Rupiah Menguat ke Rp 18.068, Inflasi AS Melandai Tekan Dolar AS
Nilai tukar rupiah terhadap dolar Amerika Serikat (AS) menunjukkan penguatan pada perdagangan hari ini. Berdasarkan data terkini, rupiah ditutup pada level Rp 18.068 per dolar AS, menguat dari posisi sebelumnya.
Faktor Pendorong Penguatan Rupiah
Penguatan rupiah ini dipicu oleh data inflasi AS yang lebih rendah dari perkiraan. Inflasi yang melandai di AS memberikan sinyal bahwa tekanan pada dolar AS berkurang, sehingga mata uang negara-negara berkembang seperti rupiah mendapat angin segar.

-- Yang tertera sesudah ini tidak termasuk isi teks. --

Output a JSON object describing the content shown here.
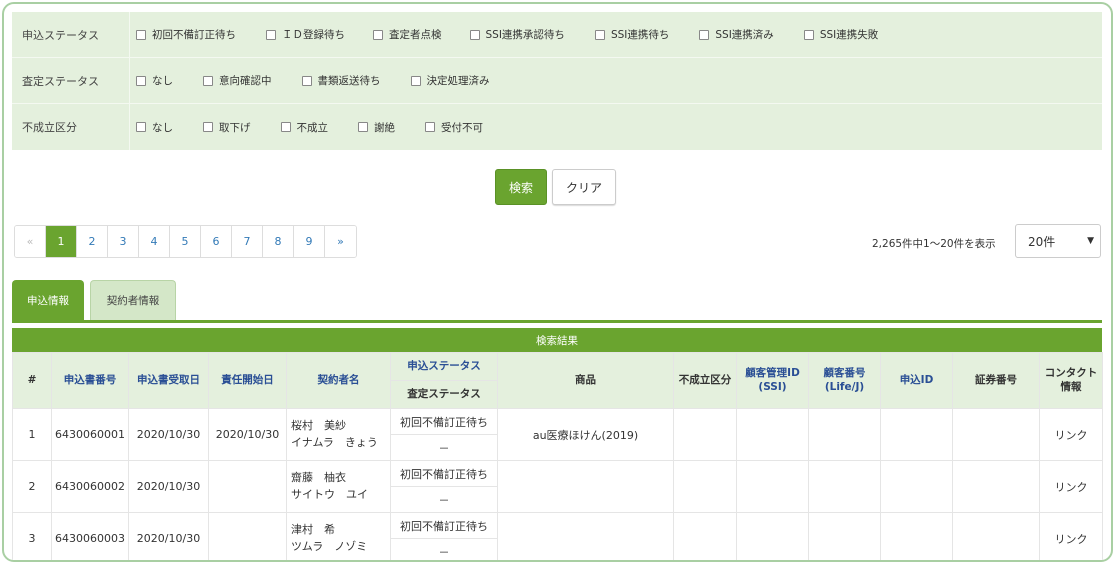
{
  "filters": [
    {
      "label": "申込ステータス",
      "options": [
        "初回不備訂正待ち",
        "ＩＤ登録待ち",
        "査定者点検",
        "SSI連携承認待ち",
        "SSI連携待ち",
        "SSI連携済み",
        "SSI連携失敗"
      ]
    },
    {
      "label": "査定ステータス",
      "options": [
        "なし",
        "意向確認中",
        "書類返送待ち",
        "決定処理済み"
      ]
    },
    {
      "label": "不成立区分",
      "options": [
        "なし",
        "取下げ",
        "不成立",
        "謝絶",
        "受付不可"
      ]
    }
  ],
  "buttons": {
    "search": "検索",
    "clear": "クリア"
  },
  "pagination": {
    "prev": "«",
    "pages": [
      "1",
      "2",
      "3",
      "4",
      "5",
      "6",
      "7",
      "8",
      "9"
    ],
    "next": "»",
    "active": "1"
  },
  "result_count": "2,265件中1～20件を表示",
  "page_size": "20件",
  "tabs": {
    "apply": "申込情報",
    "contract": "契約者情報"
  },
  "results_title": "検索結果",
  "columns": {
    "num": "#",
    "app_no": "申込書番号",
    "received": "申込書受取日",
    "start": "責任開始日",
    "name": "契約者名",
    "app_status": "申込ステータス",
    "assess_status": "査定ステータス",
    "product": "商品",
    "failure": "不成立区分",
    "cust_id_1": "顧客管理ID",
    "cust_id_2": "(SSI)",
    "cust_no_1": "顧客番号",
    "cust_no_2": "(Life/J)",
    "app_id": "申込ID",
    "cert_no": "証券番号",
    "contact_1": "コンタクト",
    "contact_2": "情報"
  },
  "rows": [
    {
      "num": "1",
      "app_no": "6430060001",
      "received": "2020/10/30",
      "start": "2020/10/30",
      "name_kanji": "桜村　美紗",
      "name_kana": "イナムラ　きょう",
      "app_status": "初回不備訂正待ち",
      "assess_status": "－",
      "product": "au医療ほけん(2019)",
      "contact": "リンク"
    },
    {
      "num": "2",
      "app_no": "6430060002",
      "received": "2020/10/30",
      "start": "",
      "name_kanji": "齋藤　柚衣",
      "name_kana": "サイトウ　ユイ",
      "app_status": "初回不備訂正待ち",
      "assess_status": "－",
      "product": "",
      "contact": "リンク"
    },
    {
      "num": "3",
      "app_no": "6430060003",
      "received": "2020/10/30",
      "start": "",
      "name_kanji": "津村　希",
      "name_kana": "ツムラ　ノゾミ",
      "app_status": "初回不備訂正待ち",
      "assess_status": "－",
      "product": "",
      "contact": "リンク"
    }
  ]
}
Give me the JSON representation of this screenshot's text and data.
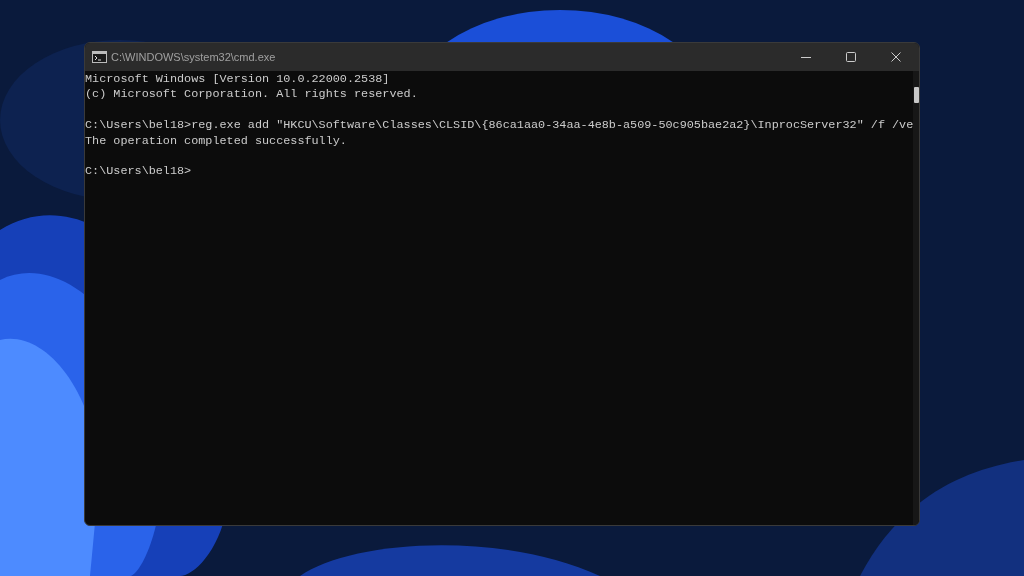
{
  "window": {
    "title": "C:\\WINDOWS\\system32\\cmd.exe"
  },
  "console": {
    "blocks": [
      [
        "Microsoft Windows [Version 10.0.22000.2538]",
        "(c) Microsoft Corporation. All rights reserved."
      ],
      [
        "C:\\Users\\bel18>reg.exe add \"HKCU\\Software\\Classes\\CLSID\\{86ca1aa0-34aa-4e8b-a509-50c905bae2a2}\\InprocServer32\" /f /ve",
        "The operation completed successfully."
      ],
      [
        "C:\\Users\\bel18>"
      ]
    ]
  }
}
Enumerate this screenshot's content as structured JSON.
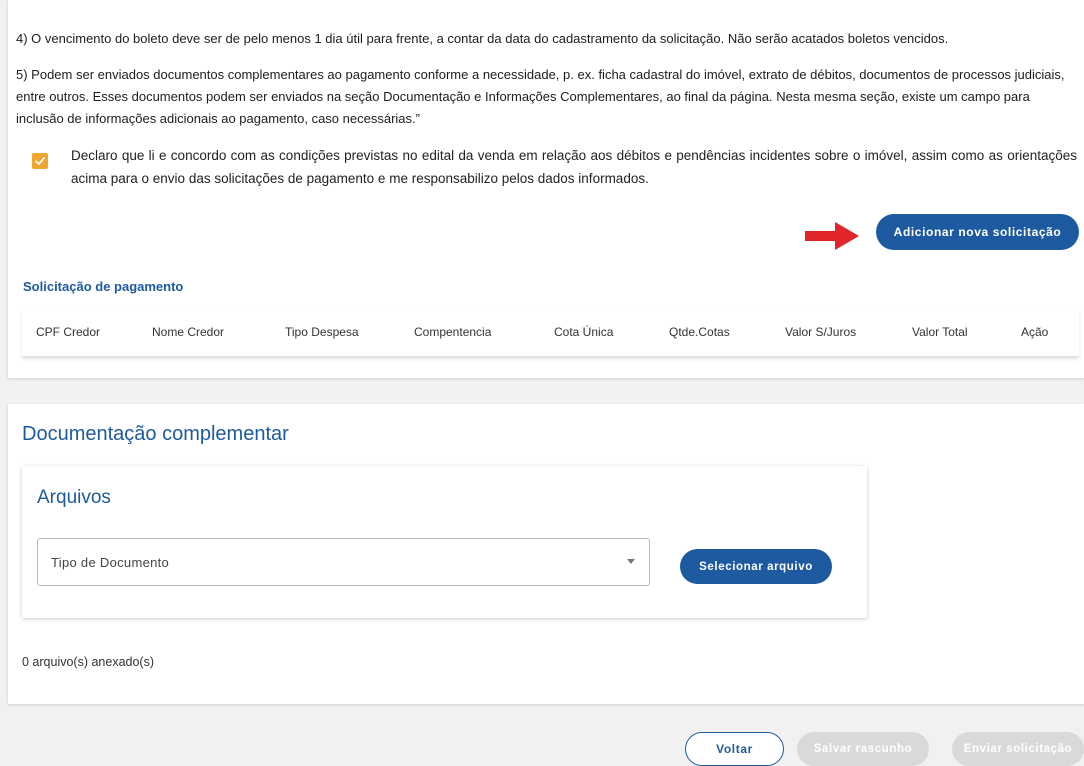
{
  "conditions": {
    "p4": "4) O vencimento do boleto deve ser de pelo menos 1 dia útil para frente, a contar da data do cadastramento da solicitação. Não serão acatados boletos vencidos.",
    "p5": "5) Podem ser enviados documentos complementares ao pagamento conforme a necessidade, p. ex. ficha cadastral do imóvel, extrato de débitos, documentos de processos judiciais, entre outros. Esses documentos podem ser enviados na seção Documentação e Informações Complementares, ao final da página. Nesta mesma seção, existe um campo para inclusão de informações adicionais ao pagamento, caso necessárias.”",
    "declaration": "Declaro que li e concordo com as condições previstas no edital da venda em relação aos débitos e pendências incidentes sobre o imóvel, assim como as orientações acima para o envio das solicitações de pagamento e me responsabilizo pelos dados informados.",
    "declaration_checked": true,
    "add_button": "Adicionar nova solicitação"
  },
  "payment_section": {
    "title": "Solicitação de pagamento",
    "columns": [
      "CPF Credor",
      "Nome Credor",
      "Tipo Despesa",
      "Compentencia",
      "Cota Única",
      "Qtde.Cotas",
      "Valor S/Juros",
      "Valor Total",
      "Ação"
    ]
  },
  "documentation": {
    "title": "Documentação complementar",
    "files_title": "Arquivos",
    "doc_type_placeholder": "Tipo de Documento",
    "select_file_button": "Selecionar arquivo",
    "attached_count": "0 arquivo(s) anexado(s)"
  },
  "footer": {
    "back": "Voltar",
    "save_draft": "Salvar rascunho",
    "send": "Enviar solicitação"
  },
  "colors": {
    "primary": "#1e5a9f",
    "checkbox": "#f0a531",
    "arrow": "#e0252b",
    "disabled": "#d9d9d9"
  }
}
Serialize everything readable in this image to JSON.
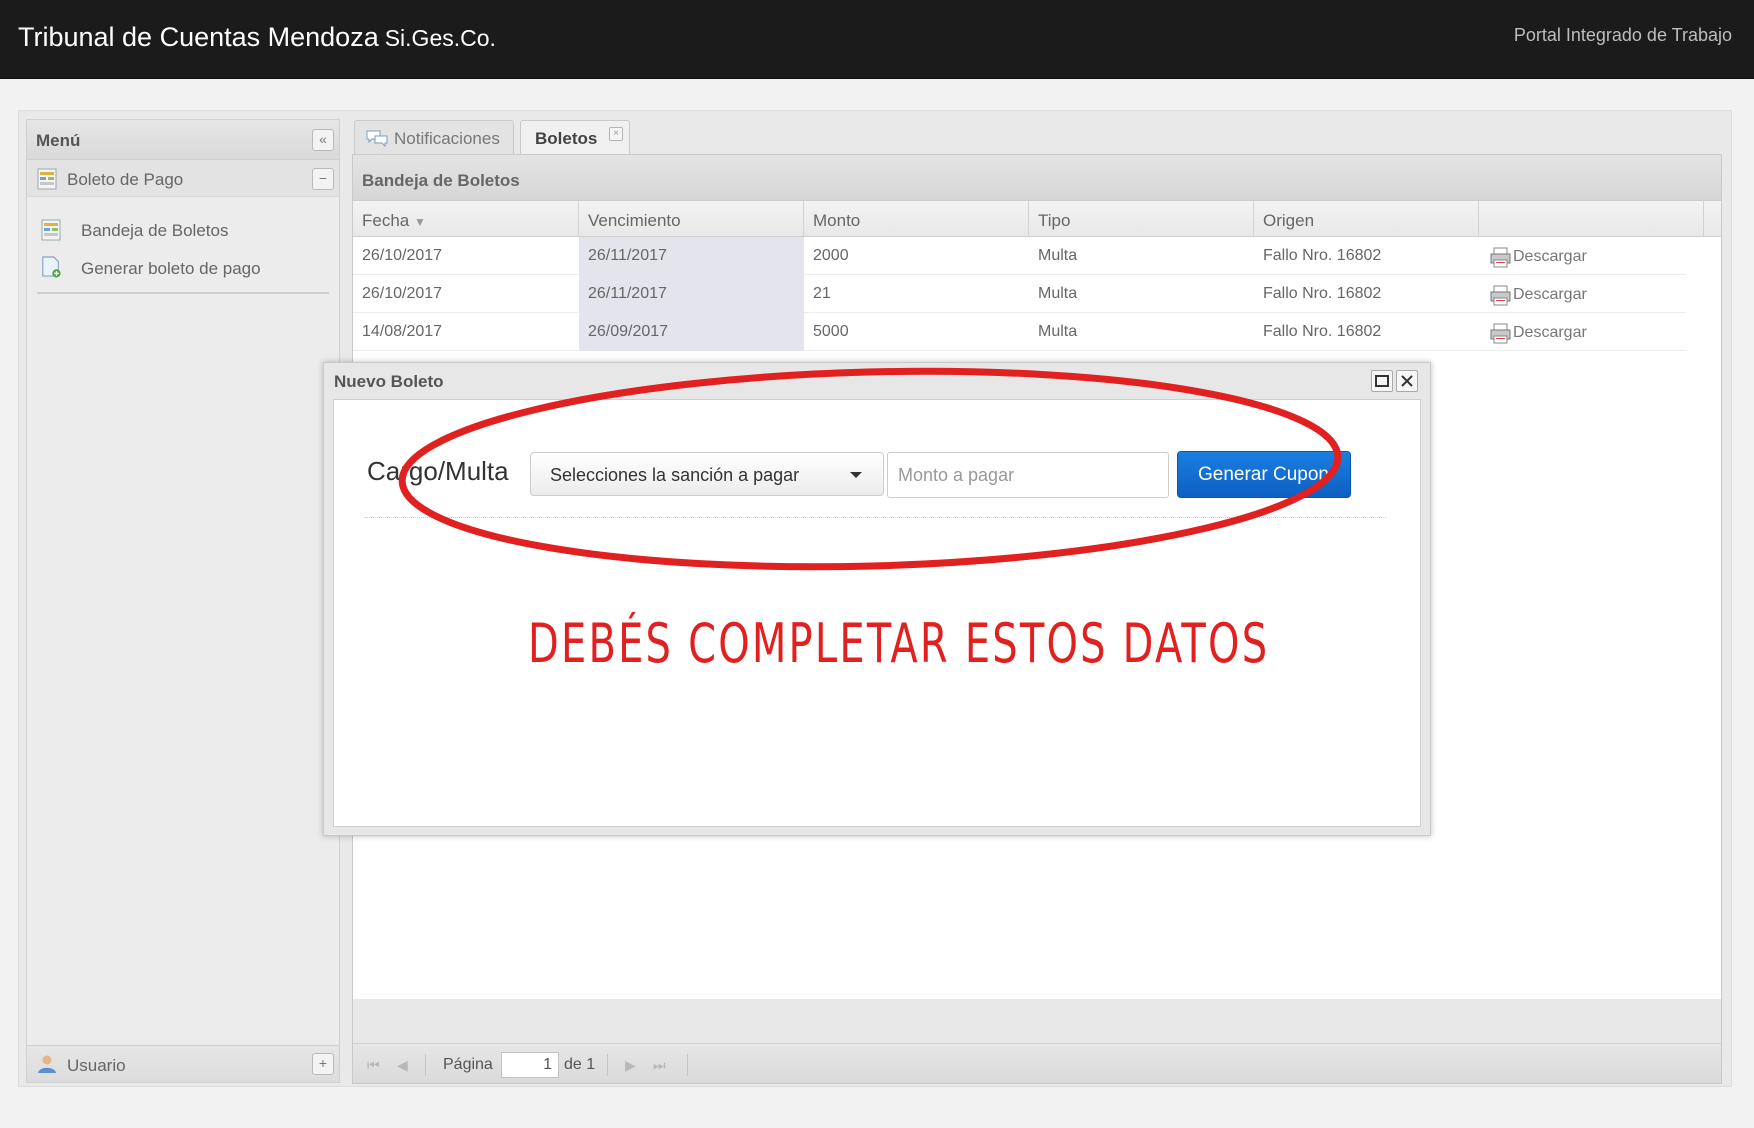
{
  "header": {
    "app_title": "Tribunal de Cuentas Mendoza",
    "app_suffix": "Si.Ges.Co.",
    "portal_label": "Portal Integrado de Trabajo"
  },
  "sidebar": {
    "title": "Menú",
    "section_label": "Boleto de Pago",
    "items": [
      {
        "label": "Bandeja de Boletos"
      },
      {
        "label": "Generar boleto de pago"
      }
    ],
    "footer_label": "Usuario"
  },
  "tabs": [
    {
      "label": "Notificaciones",
      "active": false
    },
    {
      "label": "Boletos",
      "active": true
    }
  ],
  "panel": {
    "title": "Bandeja de Boletos",
    "columns": [
      "Fecha",
      "Vencimiento",
      "Monto",
      "Tipo",
      "Origen"
    ],
    "rows": [
      {
        "fecha": "26/10/2017",
        "vencimiento": "26/11/2017",
        "monto": "2000",
        "tipo": "Multa",
        "origen": "Fallo Nro. 16802",
        "action": "Descargar"
      },
      {
        "fecha": "26/10/2017",
        "vencimiento": "26/11/2017",
        "monto": "21",
        "tipo": "Multa",
        "origen": "Fallo Nro. 16802",
        "action": "Descargar"
      },
      {
        "fecha": "14/08/2017",
        "vencimiento": "26/09/2017",
        "monto": "5000",
        "tipo": "Multa",
        "origen": "Fallo Nro. 16802",
        "action": "Descargar"
      }
    ],
    "paging": {
      "page_label": "Página",
      "page_value": "1",
      "of_label": "de 1"
    }
  },
  "modal": {
    "title": "Nuevo Boleto",
    "field_label": "Cargo/Multa",
    "select_value": "Selecciones la sanción a pagar",
    "amount_placeholder": "Monto a pagar",
    "button_label": "Generar Cupon"
  },
  "annotation": {
    "text": "DEBÉS COMPLETAR ESTOS DATOS",
    "color": "#e12020"
  },
  "colors": {
    "header_bg": "#1b1b1b",
    "primary_button": "#1a7fe0"
  }
}
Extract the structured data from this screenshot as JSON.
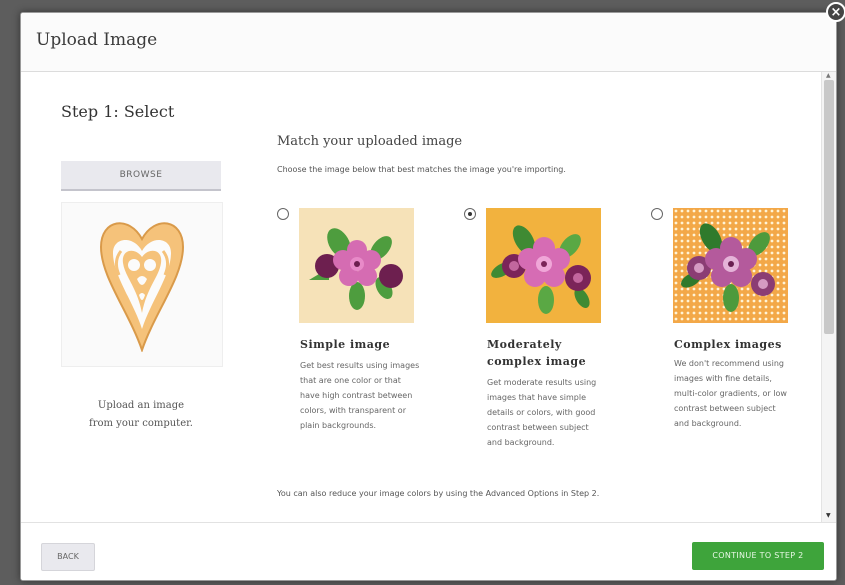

Dampak Inflasi AS terhadap Nilai Tukar
- Data inflasi AS yang lebih rendah dari ekspektasi membuat prospek kenaikan suku bunga Federal Reserve (The Fed) mereda.
- Dolar AS pun melemah terhadap sejumlah mata uang utama, termasuk rupiah.
- Investor asing kembali melirik aset berdenominasi rupiah, terutama obligasi dan saham, yang turut menopang penguatan nilai tukar.
Prospek Rupiah ke Depan
Analis menilai bahwa penguatan rupiah masih akan berlanjut jika data ekonomi AS terus menunjukkan pelemahan. Namun, faktor global seperti ketegangan geopolitik dan harga komoditas tetap perlu diwaspadai karena dapat memicu volatilitas.
Bank Indonesia (BI) diprediksi akan terus melakukan intervensi di pasar valas untuk menjaga stabilitas rupiah sesuai fundamentalnya. Dengan kondisi saat ini, rupiah berpotensi menguji level resisten di bawah Rp 18.000 per dolar AS dalam waktu dekat.